The meaning of owning a vintage
- Yuichiro Noguchi
- Aug 10
- 3 min read
I like vintage chairs, and the first chair I bought is more than 25 years ago. The first time I bought it was at the L.A. Rose Bowl Flea Market. The chair, which has a silhouette that looks exactly like the side shell of Eames, has a large opening at the waist, which is not often seen in Eames. It was a time when I knew Eames somehow, so I had never seen an Eames-like shell with X-base feet, and the price was $75. " Isn't it a rare Eames shell chair!? And I was excited by myself. That's the beginning with my vintage chair.
Recently, vintages have been exhibited in studios and galleries, so I have encountered more and more local vintage lovers as if they were calling friends.
There are many times when I talk to customers who come to the store after seeing the chairs on display, and meeting people through vintage is truly a once-in-a-lifetime meeting. I always feel that this is also one of the ways to enjoy vintage.
In such a situation, what I have been interested in recently is deals (transactions) through Internet mail order. With the spread of the Internet, while it has become easier to obtain things from all over the world, there are fewer opportunities to obtain by-products such as "encounters with people" and "anecdotes related to things" that occurred when acquiring things as before.
In the past, when buying from a shop or dealer, it was easy to get things such as how you got the product and your thoughts on the item along with the item, but on the Internet, the condition of the product and I don't know much about the price. Values such as how to get rare things that everyone knows cheaply occupy a lot of people, and I feel that there is almost no talk about "where did you buy it" or "from whom you bought it".
The best part of old things is the history related to them. Not only superficial things such as which brand or what age it is, but also what kind of historical background and genealogy the item was born with, and what kind of history it followed to reach your eyes. Old things always have a history, but only the value of things remains in the broken history. It doesn't matter whether a thing without a history is real or a fake, all that remains is how much the price is.
There was a part that I was very interested in in an old magazine article that I read recently.
It's a story about Larry Schaefer's "House of Rudolf Schindler" at the "OK" store in L.A.
Larry said he got this house in 2009, but there are many people who have visited the house built by a famous architect in 1935 on an architectural tour before, and they know every corner of the house. At that time, Larry said, "If you think about it, this house existed decades before I lived, and it will continue to exist even after I was gone. In other words, even if you buy it, it means that you only own a part of the long-term time of this house.

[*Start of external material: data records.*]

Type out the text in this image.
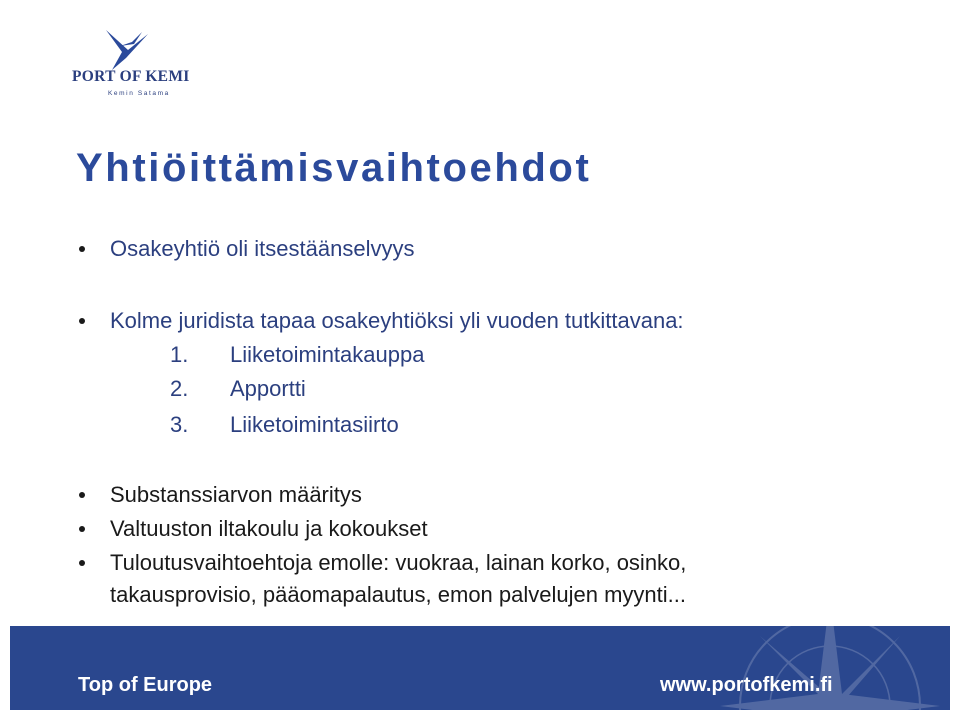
PORT OF KEMI
Kemin Satama
Yhtiöittämisvaihtoehdot
Osakeyhtiö oli itsestäänselvyys
Kolme juridista tapaa osakeyhtiöksi yli vuoden tutkittavana:
1. Liiketoimintakauppa
2. Apportti
3. Liiketoimintasiirto
Substanssiarvon määritys
Valtuuston iltakoulu ja kokoukset
Tuloutusvaihtoehtoja emolle: vuokraa, lainan korko, osinko,
takausprovisio, pääomapalautus, emon palvelujen myynti...
Top of Europe	www.portofkemi.fi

When I read this part, I thought, "This is exactly what it means to own a vintage." ... At the same time, "The same can be said about the new things you will own from now on."
Until then, I had never thought so deeply about things, and in some respects, I also thought, "Since I bought it myself, you can throw it away or do whatever you want." Moreover, I have rarely thought about where the thing comes from and where it is going.

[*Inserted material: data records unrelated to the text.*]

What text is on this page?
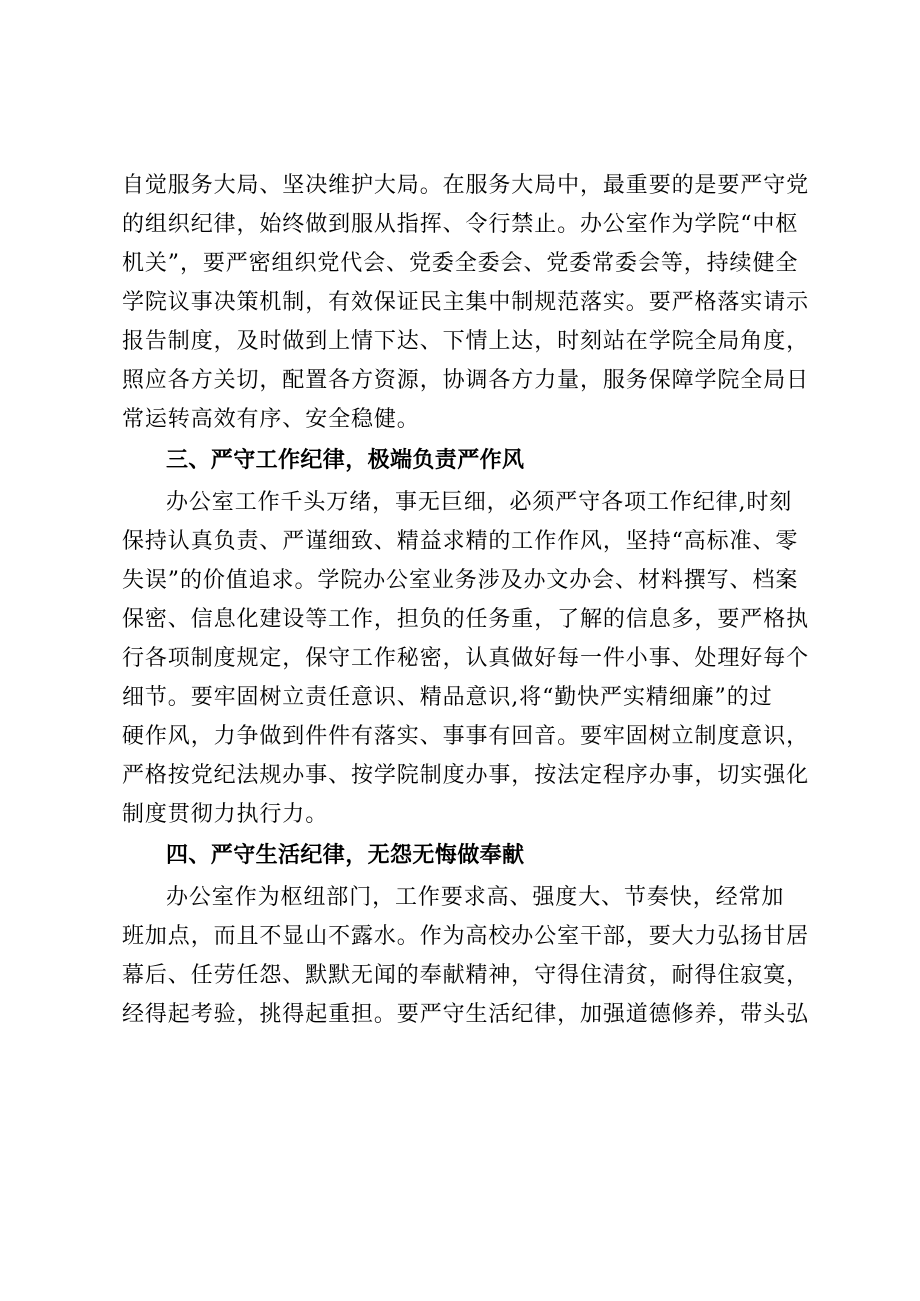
自觉服务大局、坚决维护大局。在服务大局中，最重要的是要严守党
的组织纪律，始终做到服从指挥、令行禁止。办公室作为学院“中枢
机关”，要严密组织党代会、党委全委会、党委常委会等，持续健全
学院议事决策机制，有效保证民主集中制规范落实。要严格落实请示
报告制度，及时做到上情下达、下情上达，时刻站在学院全局角度，
照应各方关切，配置各方资源，协调各方力量，服务保障学院全局日
常运转高效有序、安全稳健。
三、严守工作纪律，极端负责严作风
办公室工作千头万绪，事无巨细，必须严守各项工作纪律,时刻
保持认真负责、严谨细致、精益求精的工作作风，坚持“高标准、零
失误”的价值追求。学院办公室业务涉及办文办会、材料撰写、档案
保密、信息化建设等工作，担负的任务重，了解的信息多，要严格执
行各项制度规定，保守工作秘密，认真做好每一件小事、处理好每个
细节。要牢固树立责任意识、精品意识,将“勤快严实精细廉”的过
硬作风，力争做到件件有落实、事事有回音。要牢固树立制度意识，
严格按党纪法规办事、按学院制度办事，按法定程序办事，切实强化
制度贯彻力执行力。
四、严守生活纪律，无怨无悔做奉献
办公室作为枢纽部门，工作要求高、强度大、节奏快，经常加
班加点，而且不显山不露水。作为高校办公室干部，要大力弘扬甘居
幕后、任劳任怨、默默无闻的奉献精神，守得住清贫，耐得住寂寞，
经得起考验，挑得起重担。要严守生活纪律，加强道德修养，带头弘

In the article of Dr. Noritsugu Oda, an honorary professor and furniture researcher at Tokai University, whom I respect, often see keywords such as "polite life". I feel like I finally understood the meaning of that recently.
By the way, the first chair I bought more than 25 years ago at the beginning is still at home. I gave up most of the many Eames shell chairs I bought after that during the mid-century boom, but only that chair, whose original background was unknown, is still used with memories of that time.